Разгневался Сашко, кричит:
- Сам оживляй, а я пошел!
Шофер затих. Я схватился за рукав Сашка как за последнюю надежду.
- Александр Иванович, вы уверены, что он очнется?…
- А как иначе?
Мы приступили к делу. Волкова устроили у кабины.
- А ну, стягай фуфайку, чертово чучело, - обратился к Злыдню Сашко, - надо человеку условия создать, а то никакого удобства!
- Да ты шо, у мене радикулит!
- Який там радикулит! Зараз программа главное!
- Пожалуй, нужна нам фуфайка, - поддержал я Александра Ивановича. - Вам ведь все равно в кабине сидеть.
Александр Иванович нагнулся и что-то сказал шоферу, тот кивнул головой. Пока Сашко шептался, Волков упал на меня. Пахнуло таким густым перегаром, что я едва не потерял сознание. "Господи, - стонала моя душа. - Такая программа, а я вынужден раскатывать этого не то пьяного, не то больного по проселочным дорогам".
Машина с ходу набрала скорость.
- Потише! - закричал я, когда машина прыгнула с бугорка и пролетела метров двадцать.
- Это ж в самый раз, - орал мне в ухо Сашко. - Отрез-витель на колесах! Бесплатно.

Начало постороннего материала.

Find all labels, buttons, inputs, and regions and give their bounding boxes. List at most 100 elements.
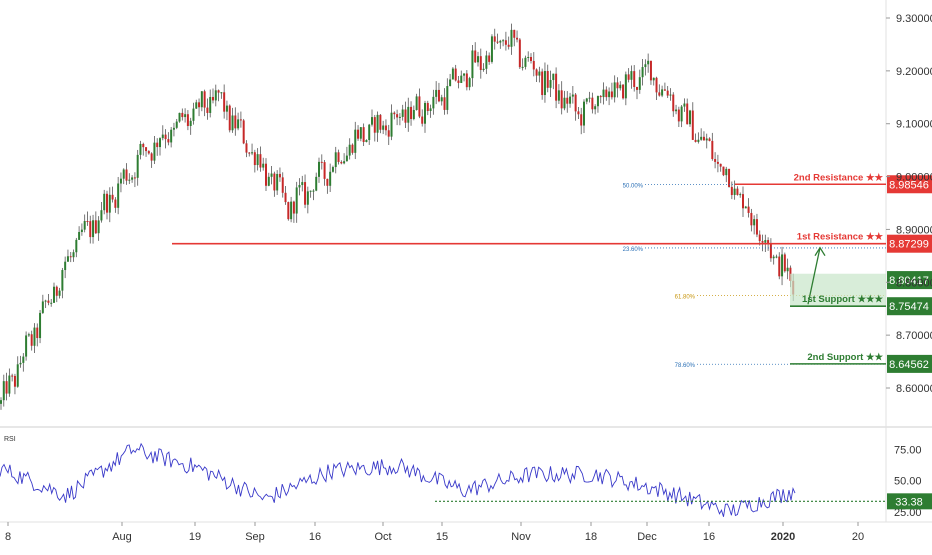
current-price-tag	[887, 271, 932, 290]
candle-body	[725, 168, 728, 176]
candle-body	[454, 68, 457, 81]
candle-body	[36, 327, 39, 339]
candle-body	[396, 114, 399, 118]
candle-body	[128, 179, 131, 181]
candle-body	[691, 110, 694, 140]
candle-body	[736, 188, 739, 195]
candle-body	[583, 101, 585, 126]
candle-body	[242, 120, 245, 144]
candle-body	[535, 69, 538, 76]
candle-body	[131, 177, 134, 180]
candle-body	[714, 159, 717, 162]
candle-body	[705, 138, 708, 141]
time-tick-label: 2020	[771, 531, 795, 543]
candle-body	[147, 151, 150, 154]
candle-body	[304, 182, 307, 205]
candle-body	[362, 127, 365, 143]
candle-body	[228, 105, 231, 131]
rsi-tick-label: 25.00	[894, 507, 922, 519]
price-tick-label: 8.90000	[896, 224, 932, 236]
candle-body	[744, 206, 747, 209]
candle-body	[652, 77, 655, 81]
candle-body	[365, 139, 368, 143]
candle-body	[145, 147, 148, 152]
candle-body	[256, 154, 259, 166]
candle-body	[574, 94, 577, 112]
candle-body	[700, 136, 703, 140]
candle-body	[663, 89, 666, 91]
candle-body	[387, 130, 390, 137]
candle-body	[677, 109, 680, 122]
candle-body	[86, 220, 89, 222]
candle-body	[747, 206, 750, 213]
candle-body	[407, 106, 410, 123]
candle-body	[55, 286, 58, 296]
candle-body	[156, 142, 159, 148]
candle-body	[435, 89, 438, 97]
candle-body	[630, 71, 633, 80]
candle-body	[13, 375, 16, 387]
price-tick-label: 8.60000	[896, 383, 932, 395]
candle-body	[89, 221, 92, 238]
candle-body	[44, 300, 47, 302]
candle-body	[83, 220, 86, 230]
fib-label: 50.00%	[623, 184, 644, 190]
candle-body	[153, 142, 156, 161]
candle-body	[290, 201, 293, 220]
level-label: 1st Support ★★★	[802, 294, 883, 305]
candle-body	[150, 153, 153, 161]
candle-body	[312, 190, 315, 192]
candle-body	[172, 127, 175, 130]
candle-body	[560, 90, 563, 109]
support-zone	[790, 273, 886, 307]
time-tick-label: Sep	[245, 531, 265, 543]
candle-body	[649, 60, 652, 81]
candle-body	[22, 356, 25, 363]
candle-body	[613, 82, 616, 98]
candle-body	[200, 91, 203, 108]
candle-body	[382, 125, 385, 130]
price-axis: 9.30000 9.20000 9.10000 9.00000 8.90000 8.800…	[886, 13, 932, 395]
candle-body	[566, 97, 569, 104]
candle-body	[493, 36, 496, 42]
arrow-head-icon	[814, 246, 826, 257]
time-tick-label: 16	[703, 531, 715, 543]
price-tag	[887, 354, 932, 373]
candle-body	[541, 71, 544, 96]
candle-body	[516, 37, 519, 40]
candle-body	[270, 173, 273, 177]
candle-body	[379, 114, 382, 130]
candle-body	[571, 94, 574, 97]
candle-body	[198, 102, 201, 108]
candle-body	[410, 106, 413, 120]
candle-body	[16, 364, 19, 387]
candle-body	[585, 98, 588, 102]
candle-body	[775, 256, 778, 258]
candle-body	[139, 143, 142, 155]
candle-body	[557, 90, 560, 101]
candle-body	[161, 134, 164, 139]
candle-body	[767, 240, 770, 244]
candle-body	[605, 89, 608, 98]
rsi-tick-label: 75.00	[894, 444, 922, 456]
candle-body	[337, 152, 340, 162]
candle-body	[555, 73, 558, 101]
rsi-value-label: 33.38	[895, 496, 923, 508]
rsi-value-tag	[887, 493, 932, 510]
candle-body	[357, 129, 360, 139]
candle-body	[596, 96, 599, 107]
candle-body	[133, 177, 136, 179]
candle-body	[75, 239, 78, 253]
candle-body	[401, 109, 404, 117]
candle-body	[719, 163, 722, 167]
candle-body	[384, 125, 387, 131]
candle-body	[697, 139, 700, 142]
candle-body	[371, 117, 373, 125]
candle-body	[474, 50, 477, 63]
current-price-label: 8.80417	[889, 275, 929, 287]
candle-body	[521, 66, 524, 68]
candle-body	[278, 173, 281, 178]
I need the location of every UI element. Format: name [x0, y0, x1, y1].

Вдруг машина остановилась у хаты Сашка.
- Что такое?
- Зараз! - сказал Сашко, выскакивая из машины. Через две минуты Сашко забросил огромный бредень в кузов.
- А это еще что? - удивился я.
- Он Волкова у ричку хоче кинуть, а потом як щуку ловить, - заливался Злыдень.
Машина снова понеслась как шальная.
- Бредень зачем? - спросил я.
- Надо закинуть до кума попутно, - ответил Сашко. $ возмутился:
- Александр Иванович! Программа срывается, а вы свои дела устраиваете!
- Так это ж по пути, - убедительно сказал Сашко.